I really don't get this obsessive need to pretend your tools are alive. Y'all know when you watch YouTube that it's a trick and the tiny people on your screen don't live in your computer, right?
And how do you know that exactly? What is the source of that certainty? What makes you fully confident that a system that can write short stories and one-shot Python scripts and catch obscure pop culture references in text isn't "thinking" in any way?
The answer to that is the siren song of "AI effect".
Even admitting "we don't know" requires letting go of the idea that "thinking" must be exclusive to humans. And many are far too weak to do that.
Spoken Query Language? Just like SQL, but for unstructured blobs of text as a database and unstructured language as a query? Also known as Slop Query Language or just Slop Machine for its unpredictable results.
> Spoken Query Language? Just like SQL, but for unstructured blobs of text as a database and unstructured language as a query?
I feel that's more a description of a search engine. Doesn't really give an intuition of why LLMs can do the things they do (beyond retrieval), or where/why they'll fail.
If you want actionable intuition, try "a human with almost zero self-awareness".
"Self-awareness" used in a purely mechanical sense here: having actionable information about itself and its own capabilities.
If you ask an old LLM whether it's able to count the Rs in "strawberry" successfully, it'll say "yes". And then you ask it to do so, and it'll say "2 Rs". It doesn't have the self-awareness to know the practical limits of its knowledge and capabilities. If it did, it would be able to work around the tokenizer and count the Rs successfully.

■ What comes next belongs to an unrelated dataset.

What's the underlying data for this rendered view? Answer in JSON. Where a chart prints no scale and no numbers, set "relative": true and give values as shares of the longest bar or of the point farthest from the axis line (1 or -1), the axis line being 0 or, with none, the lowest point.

That's a major pattern in LLM behavior. They have a lot of capabilities and knowledge, but not nearly enough knowledge of how reliable those capabilities are, or meta-knowledge that tells them where the limits of their knowledge lie. So, unreliable reasoning, hallucinations and more.
Agree that's a better intuition, with pretraining pushing the model towards saying "I don't know" in the kinds of situations where people write that as opposed to by introspection of its own confidence.

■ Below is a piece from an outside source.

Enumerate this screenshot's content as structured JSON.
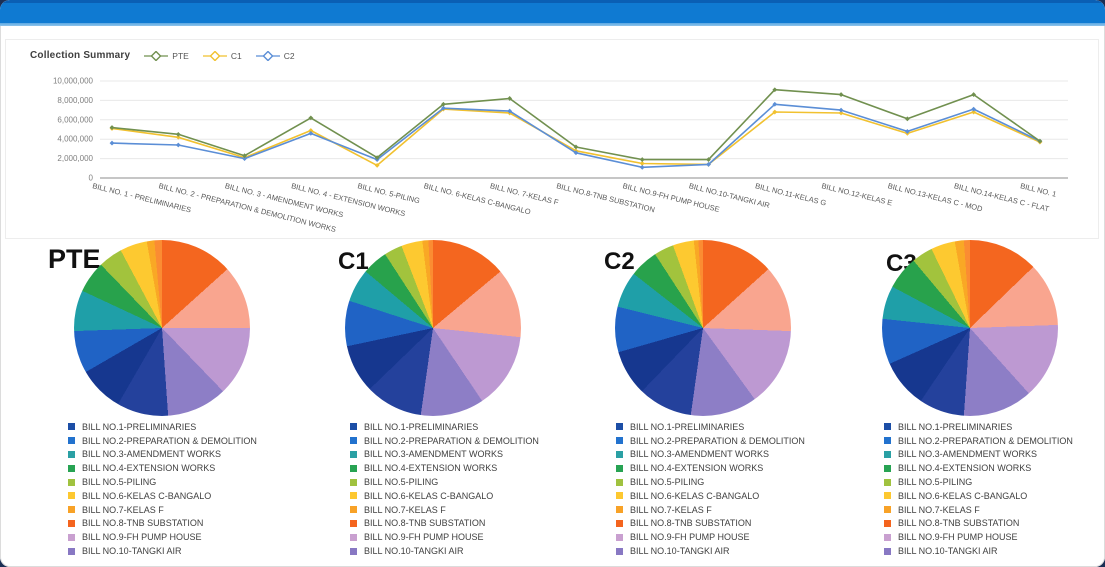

There appears to be a degree of "introspection of its own confidence" in modern LLMs. They can identify their own hallucinations, at a rate significantly better than chance. So there must be some sort of "do I recall this?" mechanism built into them. Even if it's not exactly a reliable mechanism.
Anthropic has discovered that this is definitely the case for name recognition, and I suspect that names aren't the only things subject to a process like that.
That said, I think the author's use of "bag of words" here is a mistake. Not only does it have a real meaning in a similar area as LLMs, but I don't think the metaphor explains anything. Gen AI tricks laypeople into treating its token inferences as "thinking" because it is trained to replicate the semiotic appearance of doing so. A "bag of words" doesn't sufficiently explain this behavior.